Hacía un día claro y muy frío; a la puerta del jardín se veían, alineados en fila, trineos, coches de lujo, isvoschiks y gendarmes. El público se apretaba en las angostas sendas abiertas alrededor de las casitas al más puro estilo ruso, adornadas con esculturas de madera; los añosos abedules del jardín tenían sus ramas sobrecargadas de escarcha y de nieve.

Siguiendo el sendero, Lievin se decía a sí mismo: «¡Calma, calma! Es preciso no turbarse. ¿Qué quieres, qué pasa? Calma ya, tonto». Así interpelaba a su corazón.

Pero cuanto más procuraba calmarse, más lo embargaba la emoción, impidiéndole casi respirar.

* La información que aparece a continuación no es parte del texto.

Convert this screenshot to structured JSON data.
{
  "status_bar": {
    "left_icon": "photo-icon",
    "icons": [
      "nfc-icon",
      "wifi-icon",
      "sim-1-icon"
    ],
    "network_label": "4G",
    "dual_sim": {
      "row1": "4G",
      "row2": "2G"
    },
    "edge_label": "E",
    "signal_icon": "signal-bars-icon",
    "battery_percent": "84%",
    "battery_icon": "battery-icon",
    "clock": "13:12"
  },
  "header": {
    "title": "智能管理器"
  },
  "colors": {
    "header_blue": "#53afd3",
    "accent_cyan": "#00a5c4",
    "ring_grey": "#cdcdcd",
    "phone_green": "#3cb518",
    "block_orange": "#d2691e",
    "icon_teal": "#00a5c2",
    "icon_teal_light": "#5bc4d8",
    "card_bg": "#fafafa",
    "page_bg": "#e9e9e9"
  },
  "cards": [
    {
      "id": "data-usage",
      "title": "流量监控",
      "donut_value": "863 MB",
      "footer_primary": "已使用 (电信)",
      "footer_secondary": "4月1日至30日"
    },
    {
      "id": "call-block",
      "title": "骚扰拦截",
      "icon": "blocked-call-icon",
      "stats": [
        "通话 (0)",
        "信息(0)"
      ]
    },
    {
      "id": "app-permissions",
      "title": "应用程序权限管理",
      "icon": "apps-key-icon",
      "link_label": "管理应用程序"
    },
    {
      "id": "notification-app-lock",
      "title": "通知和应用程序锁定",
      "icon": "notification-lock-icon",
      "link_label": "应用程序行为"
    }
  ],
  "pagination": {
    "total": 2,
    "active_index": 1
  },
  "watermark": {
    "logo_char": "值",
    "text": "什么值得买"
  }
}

Una persona conocida lo llamó al poco, y Lievin no se fijó siquiera en ella. Se acercó a las montañas; los trineos se deslizaban con rapidez y remontaban luego la cuesta por medio de cadenas, oyéndose un incesante crujido y rumor de voces alegres y animadas. A pocos pasos de allí se patinaba, y entre los que se entregaban a este deporte «la» reconoció muy pronto: supo que estaba a su lado por la alegría y el temor que embargaron su alma.

En pie, junto a una señora, en el lado opuesto al que Lievin se hallaba, la princesa Scherbátskaia no se distinguía de las personas que la rodeaban ni por su actitud ni por su tocado; mas para Lievin resaltaba entre la multitud como una rosa entre ortigas, iluminando con su sonrisa y su presencia cuanto había allí. «¿Me atreveré —pensó— a bajar hasta la pista y acercarme a ella?» El sitio donde estaba le pareció un santuario, al que temía acercarse; y tanto miedo tuvo, que poco le faltó para retroceder. No obstante, haciendo un esfuerzo sobre sí mismo, llegó a persuadirse de que estaba rodeado de personas de toda especie, y que en rigor también tenía derecho para patinar. En consecuencia, bajó a la pista de hielo, guardando tanto de fijar en «ella» los ojos como de mirar al sol, aunque no necesitaba su luz para verla.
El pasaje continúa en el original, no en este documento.